When you thrive in the fetish environment you meet a lot of open-minded people, me loving to discuss the way I do and having recently came out as a trans-man, I am a bit of a get to person for some people on my opinion on those things. This evening one of my open-minded friends approached me on feeling tricked, mainly by a set of pictures on twitter, were apparently there was a trans-woman or a cross dresser involved. Now his problem was that she had not disclosed this until later, after he already had sexual fantasies about her.
He felt so tricked because he had gay thoughts about this person, even though he was not gay he didn’t roll that way. It started out okay, as he asked me if I as a trans found it annoying that he talked about such things, but being an open person with a love for open discussion and I never give up on education the biased when they ask for it I didn’t really mind. He starts of calling her a transvestite now I haven’t seen the pictures in question, but if she, as he said, called herself a girl, I think she’s a trans-woman and not a transvestite. I quote one of the lines that bothered me most: “she *always* posts pictures of herself or her female friends, and gay stuff isn’t really part of what they do at all, they’re all about just miss kitsch and her friends then one day they posted another picture of 3 of them, posing as girls and whatnot and then one of them turned out to a be a guy, without warning it’s just… really awkward in my mind, i had sexual thoughts about a genuine dude nothing against gay, you know, but that was just a trap we fell into “ Now to me, this is an extremely dangerous attitude, this is the attitude that leads to trans-gendered people being killed by partners or people at parties, because they ‘tricked’ them. So I told him, cross-dressing for a lot of people is a way of expressing themselves and I also pointed out that as long as you’re not having sex with someone what is in their pants really isn’t your business.
Though, I told him that for cross-dressing or pictures of a transgender they are not necessarily meant for the audience, people post pictures of themselves often, because they are proud of themselves, it has nothing to do with his entertainment. So I tried to explain it practically using myself as an example because obviously I don’t know the person he’s talking about. “I AM a man, even though my body is not so, so i make a twitter for example cal the manly man and start posting pictures of myself in my suits and whatnot. After a while a lot of girls start giving me attention, it’s not why i made that account, but hey i love the ladies so i won’t protest. When I start feeling more confident about myself I’d go like “hey guys…uhm yeah i was born a woman”. Do I need to feel bad to all the girls who masturbated with me in their mind? I didn’t post pictures on twitter for them to enjoy, I posted them because i am proud of how I look, it is not my responsibility to think of every homophobic and transphobic person out there.

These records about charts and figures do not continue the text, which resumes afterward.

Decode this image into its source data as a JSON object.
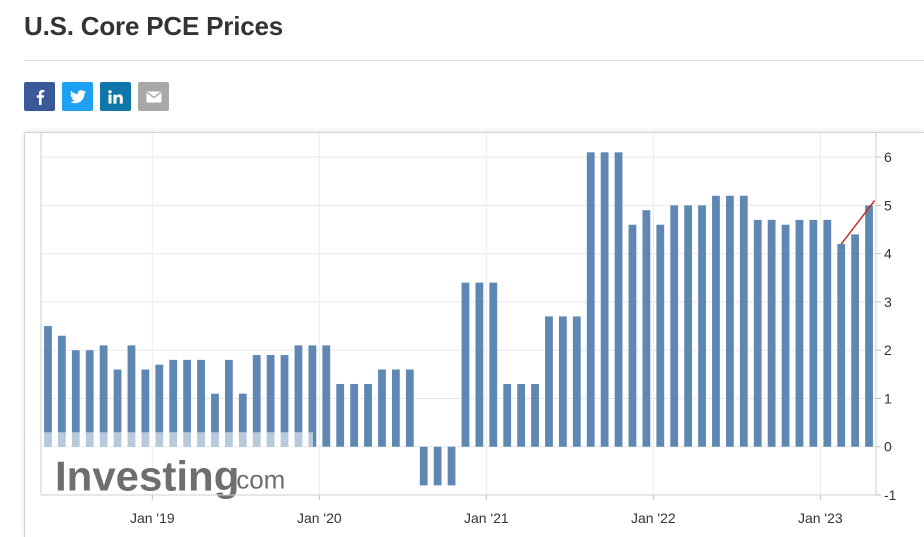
{
  "page": {
    "title": "U.S. Core PCE Prices"
  },
  "share": [
    {
      "name": "facebook-share-button",
      "icon": "facebook-icon",
      "color": "#3b5998",
      "glyph": "f"
    },
    {
      "name": "twitter-share-button",
      "icon": "twitter-icon",
      "color": "#1da1f2",
      "glyph": "bird"
    },
    {
      "name": "linkedin-share-button",
      "icon": "linkedin-icon",
      "color": "#0e76a8",
      "glyph": "in"
    },
    {
      "name": "email-share-button",
      "icon": "email-icon",
      "color": "#a8a8a8",
      "glyph": "envelope"
    }
  ],
  "watermark": {
    "brand": "Investing",
    "suffix": ".com"
  },
  "chart_data": {
    "type": "bar",
    "series": [
      {
        "color": "#5f87b4",
        "values": [
          2.5,
          2.3,
          2.0,
          2.0,
          2.1,
          1.6,
          2.1,
          1.6,
          1.7,
          1.8,
          1.8,
          1.8,
          1.1,
          1.8,
          1.1,
          1.9,
          1.9,
          1.9,
          2.1,
          2.1,
          2.1,
          1.3,
          1.3,
          1.3,
          1.6,
          1.6,
          1.6,
          -0.8,
          -0.8,
          -0.8,
          3.4,
          3.4,
          3.4,
          1.3,
          1.3,
          1.3,
          2.7,
          2.7,
          2.7,
          6.1,
          6.1,
          6.1,
          4.6,
          4.9,
          4.6,
          5.0,
          5.0,
          5.0,
          5.2,
          5.2,
          5.2,
          4.7,
          4.7,
          4.6,
          4.7,
          4.7,
          4.7,
          4.2,
          4.4,
          5.0
        ]
      }
    ],
    "x_tick_labels": [
      "Jan '19",
      "Jan '20",
      "Jan '21",
      "Jan '22",
      "Jan '23"
    ],
    "x_tick_indices": [
      8,
      20,
      32,
      44,
      56
    ],
    "y_ticks": [
      -1,
      0,
      1,
      2,
      3,
      4,
      5,
      6
    ],
    "ylim": [
      -1,
      6.5
    ],
    "y_axis_side": "right",
    "grid": true,
    "trend_line": {
      "color": "#cc2222",
      "from_index": 57,
      "from_value": 4.2,
      "to_index": 59,
      "to_value": 5.1
    },
    "title": "",
    "xlabel": "",
    "ylabel": ""
  }
}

A lot of known species have lesbian and gay activity, only one species has homo- and transphobia, the fact that you’re grossed out by the idea of thinking fondly of a man and fantasizing about a man is your problem not our problem. it’s not our responsibility to protect other people, we have enough trouble protecting ourselves”
Now I think everyone has heard about the debate that LGBT get to much protection and so on and how the cis-straight community is the dupe of this, which I honestly think is not true, because the cis-straight community doesn’t have a high chance of being killed for who they are, being fired, being denied a home or being killed by a spouse for ‘tricking’ them. Though he had an ‘excellent’ suggestion for the problem, now I am going to quote what he said before that because I have no idea how I would word this: “Well, this whole thing just feels to me like there’s always a lot going on about having respect for all the special stuff like crossdressers and such which is all correct but i sometimes feel like the straight, “normal” people don’t get the same kind of respect that way namely, in cases like that picture no offense but i find it creepy to think sexually of other guys it freaks me out i just want to think of women that way so when someone then makes a big show, going “oh yeah i’m a girl” alright only to then show his face and reveal she’s a crossdresser, that just hits a lot of people like a brick but, if he/she had told us that from the start, there’d be no problem the people not interested in watching another guy/crossdresser could just go elsewhere and those not bothered wouldn’t lost their interest“
His solution was some kind of label we could put on our profiles, so homophobic and transphobic people would know to steer clear from us, now that would mean for us to be allowed to share a picture of ourselves, of our proud moments, of our struggles and so on, we’d have to be out of the closet, we’d have to put ourself open for shaming and hatred, because some poor cis-straight person might feel tricked otherwise.
The discussion ended with me pointing out that without contact we’d never be able to show the “normal” people as he put it, that we’re not that weird and scary as they might think and that his suggestion would never break the stigma only make it bigger. He concluded with the society is at fault, he is an okay guy, you can have interesting discussions with him and he assured me he tolerates LGBTs, He has the live and let live attitude, otherwise of course we wouldn’t be discussing together.